ドイツのロベルト・ハーベック経済・気候相(緑の党)は9月27日、予備電源に組み込む予定の残存原発2基を年明け以降も稼働させる見通しを明らかにした。隣国フランスで冬季に電力が不足し、ドイツからの供給量が従来予想を上回る可能性が高まったため。国内の安定供給を確保するためには2原発の継続活用が必要とみている。
ドイツは今年末までの原発全廃を法律で定めている。だが、ウクライナに侵攻し制裁を科されているロシアが報復として欧州向けの天然ガス供給を停止していることから、ロシア産ガスへの依存度が高いドイツでは冬季にエネルギーが不足する可能性がある。ハーベック氏はこれを踏まえ、現在稼働している3原発のうちイザール2とネッカースヴェストハイムの2原発を来年1月1日から予備電源に組み込む意向だ。
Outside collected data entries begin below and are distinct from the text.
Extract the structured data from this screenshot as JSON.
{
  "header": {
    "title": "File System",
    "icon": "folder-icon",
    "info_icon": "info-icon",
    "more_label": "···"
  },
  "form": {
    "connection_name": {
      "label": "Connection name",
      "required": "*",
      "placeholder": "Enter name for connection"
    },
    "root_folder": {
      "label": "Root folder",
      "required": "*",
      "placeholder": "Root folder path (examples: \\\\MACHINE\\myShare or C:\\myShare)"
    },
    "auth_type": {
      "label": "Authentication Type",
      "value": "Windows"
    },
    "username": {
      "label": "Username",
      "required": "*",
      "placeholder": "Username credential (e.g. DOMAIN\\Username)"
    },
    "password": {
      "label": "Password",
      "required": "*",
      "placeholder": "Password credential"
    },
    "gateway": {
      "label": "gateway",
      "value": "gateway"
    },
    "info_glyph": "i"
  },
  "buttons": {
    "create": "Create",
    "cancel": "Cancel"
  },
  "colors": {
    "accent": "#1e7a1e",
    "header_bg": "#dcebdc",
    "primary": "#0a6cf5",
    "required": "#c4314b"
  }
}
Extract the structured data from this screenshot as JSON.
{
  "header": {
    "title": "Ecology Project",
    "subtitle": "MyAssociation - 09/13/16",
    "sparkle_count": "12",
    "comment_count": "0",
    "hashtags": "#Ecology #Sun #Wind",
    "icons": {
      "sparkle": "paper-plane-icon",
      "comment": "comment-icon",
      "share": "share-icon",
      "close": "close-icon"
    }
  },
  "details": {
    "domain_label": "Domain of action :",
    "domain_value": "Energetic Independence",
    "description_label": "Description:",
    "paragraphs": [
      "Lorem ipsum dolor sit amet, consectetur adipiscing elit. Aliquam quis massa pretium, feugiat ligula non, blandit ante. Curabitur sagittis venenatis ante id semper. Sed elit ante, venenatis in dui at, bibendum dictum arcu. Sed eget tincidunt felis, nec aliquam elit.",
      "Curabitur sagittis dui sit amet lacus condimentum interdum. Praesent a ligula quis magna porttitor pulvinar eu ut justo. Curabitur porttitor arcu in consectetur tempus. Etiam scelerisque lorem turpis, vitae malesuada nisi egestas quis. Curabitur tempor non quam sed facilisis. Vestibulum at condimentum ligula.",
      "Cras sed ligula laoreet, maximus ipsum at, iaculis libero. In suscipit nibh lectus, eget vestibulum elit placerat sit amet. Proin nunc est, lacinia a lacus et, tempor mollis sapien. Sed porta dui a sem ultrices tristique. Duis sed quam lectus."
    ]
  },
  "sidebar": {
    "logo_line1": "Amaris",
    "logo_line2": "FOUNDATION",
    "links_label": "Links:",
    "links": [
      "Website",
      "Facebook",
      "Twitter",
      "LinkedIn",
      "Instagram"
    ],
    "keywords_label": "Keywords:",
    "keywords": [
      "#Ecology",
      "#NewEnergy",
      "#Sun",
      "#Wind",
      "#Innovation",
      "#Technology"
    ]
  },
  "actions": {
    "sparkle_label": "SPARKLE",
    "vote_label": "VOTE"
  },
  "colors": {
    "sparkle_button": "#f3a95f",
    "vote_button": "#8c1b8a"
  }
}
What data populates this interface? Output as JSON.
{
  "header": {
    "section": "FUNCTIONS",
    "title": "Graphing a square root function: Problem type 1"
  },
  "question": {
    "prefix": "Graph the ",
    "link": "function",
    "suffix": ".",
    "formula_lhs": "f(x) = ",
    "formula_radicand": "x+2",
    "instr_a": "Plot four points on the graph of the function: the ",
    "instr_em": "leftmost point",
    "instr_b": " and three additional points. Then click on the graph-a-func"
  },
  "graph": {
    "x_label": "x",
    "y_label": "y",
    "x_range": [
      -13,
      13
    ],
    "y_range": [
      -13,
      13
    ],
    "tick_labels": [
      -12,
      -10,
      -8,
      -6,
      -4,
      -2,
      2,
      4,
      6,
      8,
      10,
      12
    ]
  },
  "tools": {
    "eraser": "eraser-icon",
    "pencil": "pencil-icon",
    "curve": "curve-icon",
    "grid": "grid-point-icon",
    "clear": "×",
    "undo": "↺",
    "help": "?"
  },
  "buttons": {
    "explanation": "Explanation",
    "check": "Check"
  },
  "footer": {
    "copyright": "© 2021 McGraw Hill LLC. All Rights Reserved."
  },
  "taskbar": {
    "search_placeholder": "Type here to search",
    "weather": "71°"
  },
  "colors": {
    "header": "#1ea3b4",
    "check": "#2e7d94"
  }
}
予備電源扱いとなる期間は来年4月15日まで。
同氏は反原発を原点とする緑の党に所属している。このため原発2基を予備電源化した後、できれば再稼働させたくないという思惑がある。
だが、フランスの原発は現在、半数以上が稼働できない状態となっており、冬季に深刻な電力不足に陥るリスクが高い。
独経済・気候省はこれまで、仏原発の冬季の発電能力を計50ギガワット(GW)と想定していた。だが、最新のデータでは来年2月末時点で40GWにとどまる見通しとなったことから、イザール2とネッカースヴェストハイム原発を年明け以降も活用する必要性が高まったと判断。両原発を来年3月まで稼働させる見通しを示した。